As well as those new bills, the government said it will push ahead with plans to introduce new regulations for Wales, including a move to cut speed limits to 20mph in residential areas, and ban pavement parking in most places.

New protections will also come into force for people living in private rented accommodation. The laws are designed to improve living standards, make contracts compulsory for all tenants, and prevent landlords making retaliatory evictions.

And new legislation will be introduced to the Senedd on support for students with additional learning needs.

'Ambitious and radical'

The first minister has described the government's new plans as "ambitious" and "only the start of the legislative journey in this Senedd".

Drakeford said the programme" also "sets out our longer term ambitions that require legislation," including banning some single-use plastics, bringing in a Clean Air Act, and improving building safety "to ensure another Grenfell [Tower disaster] never happens.”

In the Senedd, the government's counsel-general, Mick Antoniw, described a "distinctly Welsh programme" that formed an "essential part of our ambitious and radical programme for government".

He noted the "challenging" atmosphere of enacting new laws during the ongoing pandemic and warned that the UK government had launched "an unprecedented set of attacks on the powers and responsibilities" of the Senedd.

Opposition 'bemused' over lack of Clean Air Act plans

Opposition leader Andrew RT Davies disagreed with the minister's claims of attacks on devolution, and said it was "a regret" that legislation proposed by backbenchers in the previous Senedd term – on things like autism, mental health, animal welfare and sign language – were not included in the government's new plans.

He said food security should be "at the heart" of the new agriculture bill, and asked why the much-anticipated Clean Air Act did not feature more prominently in today's announcement.

"There is cross-party support to allow that legislation to see the light of day," Davies said. "So I am bemused at why, in the euphoria of the election victory, the government don't feel energised and empowered enough to come forward with a piece of legislation."

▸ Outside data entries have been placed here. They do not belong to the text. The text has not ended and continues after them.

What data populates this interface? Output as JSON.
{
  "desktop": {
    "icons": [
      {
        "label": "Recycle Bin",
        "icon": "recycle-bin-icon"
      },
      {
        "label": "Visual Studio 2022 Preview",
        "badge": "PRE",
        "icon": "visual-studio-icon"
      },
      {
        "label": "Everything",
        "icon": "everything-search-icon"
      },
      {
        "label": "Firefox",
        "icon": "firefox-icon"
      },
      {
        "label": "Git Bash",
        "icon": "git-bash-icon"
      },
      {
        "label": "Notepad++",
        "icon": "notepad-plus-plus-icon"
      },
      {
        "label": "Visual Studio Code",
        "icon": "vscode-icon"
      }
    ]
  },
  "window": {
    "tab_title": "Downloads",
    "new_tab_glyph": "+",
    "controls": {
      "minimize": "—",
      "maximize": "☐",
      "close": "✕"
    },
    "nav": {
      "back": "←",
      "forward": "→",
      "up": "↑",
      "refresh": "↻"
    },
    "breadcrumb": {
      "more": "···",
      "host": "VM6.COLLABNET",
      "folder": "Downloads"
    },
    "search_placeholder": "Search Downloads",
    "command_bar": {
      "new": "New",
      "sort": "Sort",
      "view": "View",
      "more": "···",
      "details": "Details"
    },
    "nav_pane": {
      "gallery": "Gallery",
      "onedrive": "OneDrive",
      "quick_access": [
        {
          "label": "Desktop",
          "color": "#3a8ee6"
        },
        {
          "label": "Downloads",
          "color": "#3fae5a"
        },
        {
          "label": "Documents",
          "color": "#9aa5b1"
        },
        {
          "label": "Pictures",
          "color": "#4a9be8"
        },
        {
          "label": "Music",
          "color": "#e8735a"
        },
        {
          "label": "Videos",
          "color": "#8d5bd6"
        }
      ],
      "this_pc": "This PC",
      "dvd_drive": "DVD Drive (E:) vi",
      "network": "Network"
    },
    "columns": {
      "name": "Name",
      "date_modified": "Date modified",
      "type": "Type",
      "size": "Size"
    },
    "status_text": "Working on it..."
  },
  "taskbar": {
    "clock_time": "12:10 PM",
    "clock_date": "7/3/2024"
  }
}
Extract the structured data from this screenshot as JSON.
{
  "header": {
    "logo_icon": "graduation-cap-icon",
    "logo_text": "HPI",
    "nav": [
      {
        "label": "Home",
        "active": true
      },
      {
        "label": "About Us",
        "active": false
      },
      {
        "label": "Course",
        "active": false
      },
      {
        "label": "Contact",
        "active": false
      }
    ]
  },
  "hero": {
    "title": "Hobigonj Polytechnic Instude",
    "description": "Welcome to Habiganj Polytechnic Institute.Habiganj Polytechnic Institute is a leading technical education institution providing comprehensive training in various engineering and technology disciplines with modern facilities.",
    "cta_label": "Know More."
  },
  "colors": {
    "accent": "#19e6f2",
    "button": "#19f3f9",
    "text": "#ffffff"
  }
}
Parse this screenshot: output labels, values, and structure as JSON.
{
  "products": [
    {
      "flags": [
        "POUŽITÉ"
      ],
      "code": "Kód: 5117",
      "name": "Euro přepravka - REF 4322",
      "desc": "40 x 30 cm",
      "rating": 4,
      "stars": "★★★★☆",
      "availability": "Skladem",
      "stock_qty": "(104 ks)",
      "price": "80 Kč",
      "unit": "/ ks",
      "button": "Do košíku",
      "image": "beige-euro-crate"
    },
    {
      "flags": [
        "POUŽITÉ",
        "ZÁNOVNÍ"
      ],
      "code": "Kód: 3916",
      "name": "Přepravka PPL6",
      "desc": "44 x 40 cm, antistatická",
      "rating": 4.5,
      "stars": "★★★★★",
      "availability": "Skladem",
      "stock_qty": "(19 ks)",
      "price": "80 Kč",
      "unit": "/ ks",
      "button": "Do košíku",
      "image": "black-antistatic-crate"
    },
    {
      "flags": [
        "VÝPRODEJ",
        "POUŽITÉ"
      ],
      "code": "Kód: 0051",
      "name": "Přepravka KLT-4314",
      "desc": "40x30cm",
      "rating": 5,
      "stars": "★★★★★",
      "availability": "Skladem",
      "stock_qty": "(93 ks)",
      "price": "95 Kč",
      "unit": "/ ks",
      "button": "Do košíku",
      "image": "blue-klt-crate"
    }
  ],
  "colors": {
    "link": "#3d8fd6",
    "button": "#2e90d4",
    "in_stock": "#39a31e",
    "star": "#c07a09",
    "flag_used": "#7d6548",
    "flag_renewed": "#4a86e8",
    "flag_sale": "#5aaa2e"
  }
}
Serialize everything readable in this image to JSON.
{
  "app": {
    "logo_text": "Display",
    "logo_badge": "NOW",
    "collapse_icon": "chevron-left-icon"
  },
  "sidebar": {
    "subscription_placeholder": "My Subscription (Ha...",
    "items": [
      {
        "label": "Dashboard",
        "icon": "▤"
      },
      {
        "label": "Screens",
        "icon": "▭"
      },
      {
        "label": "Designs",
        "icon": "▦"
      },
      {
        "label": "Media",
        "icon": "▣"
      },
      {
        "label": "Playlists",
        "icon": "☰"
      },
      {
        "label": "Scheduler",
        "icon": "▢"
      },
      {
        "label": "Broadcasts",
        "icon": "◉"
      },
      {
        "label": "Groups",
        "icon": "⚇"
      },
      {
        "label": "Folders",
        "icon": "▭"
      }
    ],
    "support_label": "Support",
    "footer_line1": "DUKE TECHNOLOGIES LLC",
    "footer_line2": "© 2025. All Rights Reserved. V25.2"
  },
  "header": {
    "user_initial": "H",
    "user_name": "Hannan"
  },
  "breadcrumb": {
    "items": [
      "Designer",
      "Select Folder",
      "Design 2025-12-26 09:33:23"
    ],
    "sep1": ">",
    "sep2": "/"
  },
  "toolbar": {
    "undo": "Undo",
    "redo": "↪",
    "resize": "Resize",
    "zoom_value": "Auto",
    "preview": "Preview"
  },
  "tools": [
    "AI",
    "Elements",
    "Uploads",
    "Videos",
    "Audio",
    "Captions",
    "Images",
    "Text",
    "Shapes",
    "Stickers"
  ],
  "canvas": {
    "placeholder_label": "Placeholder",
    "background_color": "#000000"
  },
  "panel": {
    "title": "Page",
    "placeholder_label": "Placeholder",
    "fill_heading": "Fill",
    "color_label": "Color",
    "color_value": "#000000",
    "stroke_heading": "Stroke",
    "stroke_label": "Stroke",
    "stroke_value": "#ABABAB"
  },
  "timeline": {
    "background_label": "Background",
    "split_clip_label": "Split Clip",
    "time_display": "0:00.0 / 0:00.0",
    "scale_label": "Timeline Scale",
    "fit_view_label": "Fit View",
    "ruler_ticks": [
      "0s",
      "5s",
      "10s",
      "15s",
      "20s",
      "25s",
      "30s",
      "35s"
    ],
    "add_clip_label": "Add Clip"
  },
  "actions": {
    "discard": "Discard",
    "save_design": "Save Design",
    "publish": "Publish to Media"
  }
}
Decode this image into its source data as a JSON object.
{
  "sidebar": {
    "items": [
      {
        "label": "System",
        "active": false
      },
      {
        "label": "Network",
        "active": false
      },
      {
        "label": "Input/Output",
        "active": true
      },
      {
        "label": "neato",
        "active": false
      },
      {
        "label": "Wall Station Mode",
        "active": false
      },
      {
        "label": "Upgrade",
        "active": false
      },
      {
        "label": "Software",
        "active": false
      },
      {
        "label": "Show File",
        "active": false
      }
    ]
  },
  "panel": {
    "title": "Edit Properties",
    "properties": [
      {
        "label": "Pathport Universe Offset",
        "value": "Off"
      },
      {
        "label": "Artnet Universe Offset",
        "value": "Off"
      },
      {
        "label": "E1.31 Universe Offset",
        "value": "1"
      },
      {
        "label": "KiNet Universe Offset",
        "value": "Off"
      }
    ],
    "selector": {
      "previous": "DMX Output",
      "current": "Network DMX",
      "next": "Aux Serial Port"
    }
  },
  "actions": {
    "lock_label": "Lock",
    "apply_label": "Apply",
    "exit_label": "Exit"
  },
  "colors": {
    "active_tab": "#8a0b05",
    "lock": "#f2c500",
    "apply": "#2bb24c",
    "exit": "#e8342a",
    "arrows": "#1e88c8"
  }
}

All four parties that sit in the new Senedd backed a Clean Air Act in their election manifestos.

Plaid Cymru MS Rhys ab Owen said many people were "extremely disappointed" the government had not included it in today's plan.

"Why don't you get on with it? he asked the minister. "The Tories are more progressive than Welsh Government on this point. We need action. You mentioned prioritisation, well, we need action on the climate emergency now."

Antoniw said introducing the Act – first as a bill – was "an absolute commitment of this government" but said this would take time because "the tabling of a piece of legislation is really the end product of an enormous amount of work that takes place".